Career can’t be everything.

Despite what our culture of work might say, our flourishing (or shalom) is not found exclusively in our work. Neither is it found exclusively in everything non-career, so that our work just gets in the way of shalom. On Sunday, CJ defined shalom as where “labor, worship, and family coexist in perfect harmony together.” A flourishing life involves all three. If one is diminished, our humanity is diminished.

But the cult of career leaves no room for relationships and worship, because career is everything. When something has to give, it’s rarely work. The Bible gives us a new relationship with career, which both dignifies work as our humble service to God, others, and the earth and delimits work, keeping career from encroaching on the rest of life.
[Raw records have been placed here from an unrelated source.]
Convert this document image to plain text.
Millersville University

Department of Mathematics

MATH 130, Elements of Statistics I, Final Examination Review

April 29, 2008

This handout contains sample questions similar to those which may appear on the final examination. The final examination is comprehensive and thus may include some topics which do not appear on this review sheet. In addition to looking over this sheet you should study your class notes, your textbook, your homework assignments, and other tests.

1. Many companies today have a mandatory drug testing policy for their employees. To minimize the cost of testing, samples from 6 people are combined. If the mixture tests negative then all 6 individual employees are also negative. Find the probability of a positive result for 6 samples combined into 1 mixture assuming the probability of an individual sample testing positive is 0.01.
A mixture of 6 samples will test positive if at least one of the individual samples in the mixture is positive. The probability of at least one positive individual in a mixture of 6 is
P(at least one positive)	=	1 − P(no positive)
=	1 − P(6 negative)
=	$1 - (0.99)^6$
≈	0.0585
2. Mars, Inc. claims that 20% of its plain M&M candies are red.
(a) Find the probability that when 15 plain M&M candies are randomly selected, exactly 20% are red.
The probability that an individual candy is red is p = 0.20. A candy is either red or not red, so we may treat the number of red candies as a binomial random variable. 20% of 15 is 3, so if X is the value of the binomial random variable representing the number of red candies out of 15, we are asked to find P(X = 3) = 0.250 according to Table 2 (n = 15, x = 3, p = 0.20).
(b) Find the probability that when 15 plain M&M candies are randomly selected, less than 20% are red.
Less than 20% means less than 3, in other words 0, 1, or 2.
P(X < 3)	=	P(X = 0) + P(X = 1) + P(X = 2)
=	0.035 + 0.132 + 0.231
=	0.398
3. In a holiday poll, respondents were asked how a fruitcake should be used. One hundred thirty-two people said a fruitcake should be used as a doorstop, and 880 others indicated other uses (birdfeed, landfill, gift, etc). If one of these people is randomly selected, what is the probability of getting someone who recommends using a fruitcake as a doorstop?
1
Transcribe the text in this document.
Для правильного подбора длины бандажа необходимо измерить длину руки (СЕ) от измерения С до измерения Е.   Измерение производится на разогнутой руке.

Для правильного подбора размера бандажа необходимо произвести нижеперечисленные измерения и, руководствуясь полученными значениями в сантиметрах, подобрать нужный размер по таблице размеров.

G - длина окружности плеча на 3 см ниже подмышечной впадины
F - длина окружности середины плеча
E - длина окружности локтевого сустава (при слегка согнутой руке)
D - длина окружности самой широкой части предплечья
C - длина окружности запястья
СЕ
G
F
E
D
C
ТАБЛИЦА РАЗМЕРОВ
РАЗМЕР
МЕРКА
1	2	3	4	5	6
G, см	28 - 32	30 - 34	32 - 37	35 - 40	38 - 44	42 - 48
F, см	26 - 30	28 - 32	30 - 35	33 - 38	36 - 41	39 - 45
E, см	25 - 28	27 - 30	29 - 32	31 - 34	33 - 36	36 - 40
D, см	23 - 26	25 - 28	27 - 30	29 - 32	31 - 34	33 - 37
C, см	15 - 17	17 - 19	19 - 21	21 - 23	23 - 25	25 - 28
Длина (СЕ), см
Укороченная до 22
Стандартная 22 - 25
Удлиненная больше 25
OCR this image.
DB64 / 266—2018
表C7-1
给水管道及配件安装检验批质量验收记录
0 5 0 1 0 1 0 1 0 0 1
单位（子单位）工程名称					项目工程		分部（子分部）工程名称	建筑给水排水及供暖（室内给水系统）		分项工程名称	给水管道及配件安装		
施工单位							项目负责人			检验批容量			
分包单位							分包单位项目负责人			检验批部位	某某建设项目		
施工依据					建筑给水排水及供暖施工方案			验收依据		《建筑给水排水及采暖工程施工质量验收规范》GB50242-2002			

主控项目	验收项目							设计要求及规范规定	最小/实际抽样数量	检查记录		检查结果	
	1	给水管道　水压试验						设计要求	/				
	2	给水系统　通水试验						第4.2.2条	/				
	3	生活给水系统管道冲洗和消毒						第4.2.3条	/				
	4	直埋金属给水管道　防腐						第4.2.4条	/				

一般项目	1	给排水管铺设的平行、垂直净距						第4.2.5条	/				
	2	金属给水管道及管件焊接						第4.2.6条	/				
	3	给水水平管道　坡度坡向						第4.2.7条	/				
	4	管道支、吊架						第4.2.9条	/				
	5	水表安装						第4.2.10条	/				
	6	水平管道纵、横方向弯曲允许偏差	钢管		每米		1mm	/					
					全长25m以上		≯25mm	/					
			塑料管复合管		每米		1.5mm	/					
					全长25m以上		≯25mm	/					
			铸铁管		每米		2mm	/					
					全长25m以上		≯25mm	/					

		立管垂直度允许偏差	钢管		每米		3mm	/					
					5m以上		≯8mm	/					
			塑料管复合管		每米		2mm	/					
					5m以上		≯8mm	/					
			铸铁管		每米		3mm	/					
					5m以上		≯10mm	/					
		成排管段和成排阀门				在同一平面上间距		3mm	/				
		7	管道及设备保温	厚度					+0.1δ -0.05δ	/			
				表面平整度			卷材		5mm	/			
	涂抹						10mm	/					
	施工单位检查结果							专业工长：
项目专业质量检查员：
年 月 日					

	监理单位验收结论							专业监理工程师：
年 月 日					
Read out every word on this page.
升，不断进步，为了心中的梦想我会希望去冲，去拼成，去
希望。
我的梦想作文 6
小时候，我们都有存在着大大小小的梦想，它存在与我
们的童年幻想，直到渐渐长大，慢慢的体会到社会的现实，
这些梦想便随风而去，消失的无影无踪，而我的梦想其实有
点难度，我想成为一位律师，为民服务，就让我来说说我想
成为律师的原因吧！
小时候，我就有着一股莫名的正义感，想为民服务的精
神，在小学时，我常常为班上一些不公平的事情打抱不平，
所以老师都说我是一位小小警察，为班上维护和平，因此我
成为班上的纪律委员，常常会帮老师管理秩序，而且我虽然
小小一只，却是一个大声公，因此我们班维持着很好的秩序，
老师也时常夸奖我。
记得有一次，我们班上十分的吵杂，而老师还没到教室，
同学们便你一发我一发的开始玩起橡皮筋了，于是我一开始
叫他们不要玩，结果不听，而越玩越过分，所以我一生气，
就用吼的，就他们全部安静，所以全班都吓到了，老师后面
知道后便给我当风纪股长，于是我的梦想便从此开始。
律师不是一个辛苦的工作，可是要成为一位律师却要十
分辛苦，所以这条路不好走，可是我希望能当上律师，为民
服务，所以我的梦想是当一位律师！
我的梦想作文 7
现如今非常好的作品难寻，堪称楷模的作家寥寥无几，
As CJ taught, this framework keeps us from both idolizing our work and being idle in our work (HT: this book). We need to ask ourselves, are we over-identifying with our work (or under-identifying with it)?

Career can’t be first.

CJ also explained that we can’t work our way into shalom. The gospel teaches us that salvation is by grace through faith, not of works. For work to stay in its proper place, it must follow our relationship with God in Christ. He has work for us to do, and it is exciting and important, but that work must spring from our experience of his grace (cf. Ephesians 2:8-11).

Listen to psychoanalyst Josh Cohen again. He believes the solution to burnout is found in the therapist’s room, but it sounds a lot like life in Christ to me.

Burnout is not simply a symptom of working too hard. It is also the body and mind crying out for an essential human need: a space free from the incessant demands and expectations of the world. In the consulting room, there are no targets to be hit, no achievements to be crossed off.

In the church, there aren’t any targets to hit either or achievements to accomplish. But not because we’re ignoring them, but because everything necessary has already been achieved in Christ. There’s no more work to be done. With that settled, let’s get to work.